Michel Delwiche
Michel Delwiche
Journaliste
Opinion

16/09/13 à 12:59 - Mise à jour à 12:58

Les intercommunales sur la table (de travail) des députés wallons

Les Fêtes de Wallonie jettent ce soir leurs derniers feux. Maintenant, le monde politique se remet au boulot. Mercredi, la séance de rentrée du parlement wallon sera consacrée à un débat sur les intercommunales.

Les intercommunales sur la table (de travail) des députés wallons

© Image Globe

Les députés wallons vont, ce mercredi, reprendre le chemin de leur Parlement avec, à l'ordre du jour, une proposition de décret visant à plus de transparence des rémunérations dans les intercommunales, déposée par les Ecolos, et ensuite un débat sur les missions et le contrôle de ces intercommunales (IC). En tâchant d'oublier, on l'espère, que la plupart d'entre eux détiennent précisément des mandats dans ces IC. Ou qu'ils y ont placé des amis qu'il fallait remercier ou consoler. Les quelque 94 IC que compte la Wallonie sont en effet administrées par des élus locaux choisis non pas en fonction de leur compétence, mais sur base de leur appartenance politique. Le cas de Tecteo, qui ne manquera pas d'être évoqué mercredi, a clairement démontré avec quelle facilité une décision pouvait leur être imposée. Charles Michel, président du MR, a d'ailleurs demandé ce week-end que Stéphane Moreau, le patron de Tecteo, vienne s'expliquer devant le Parlement wallon.

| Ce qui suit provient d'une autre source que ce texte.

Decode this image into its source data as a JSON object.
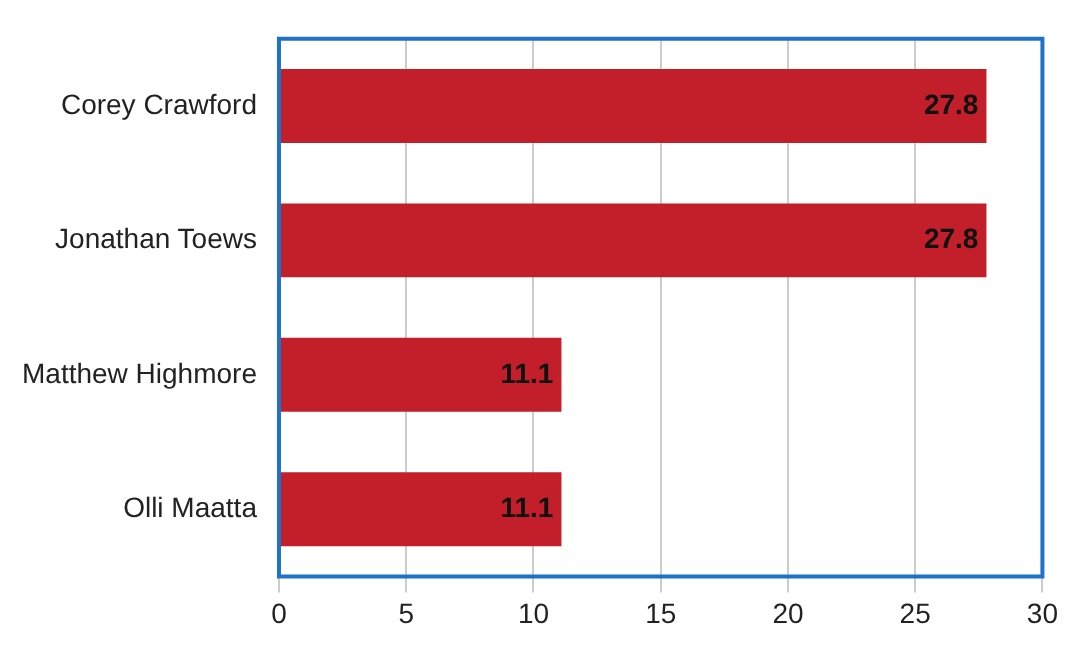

Au menu également mercredi le manque de transparence dans la gestion des IC et l'opacité qui règne sur les rémunérations que tout le monde pourtant, ministres comme parlementaires, admet qu'il faut clarifier. Mais le ministre des Pouvoirs locaux, Paul Furlan, ne parvient même pas à se faire communiquer, par les IC elles-mêmes, le montant des jetons de présence et autres avantages dont bénéficient les mandataires, alors que la confection de ce cadastre des rémunérations est pourtant imposée par décret.
Travailler plus et mieux

Le Parlement wallon ne peut pas rater ce débat. Il y va de sa crédibilité, et de celle de chacun de ses membres. Car les critiques sur le (non)fonctionnement de l'assemblée s'accumulent. La dernière en date vient de son propre président, le député Ecolo Patrick Dupriez qui, à l'occasion de la réception officielle des Fêtes de Wallonie samedi à Namur, n'y a pas été avec le dos de la cuillère. "Nous avons besoin d'un Parlement qui travaille plus, mieux et qui se dote des outils nécessaires à son action", a-t-il affirmé. Depuis le début de la législature, mi-2009, fait-il remarquer, les députés ont adressé 20.000 questions écrites aux membres du gouvernement, pour "faire du chiffre", avec parfois pour seul horizon l'élection suivante. Ce n'est pas tenable! "Travailler mieux, poursuit-il, c'est avant tout concrétiser notre engagement à débattre en allant au fond des choses avec l'exigence de contribuer à l'intérêt général."

L'occasion sera donc donnée mercredi d'en faire la nécessaire démonstration.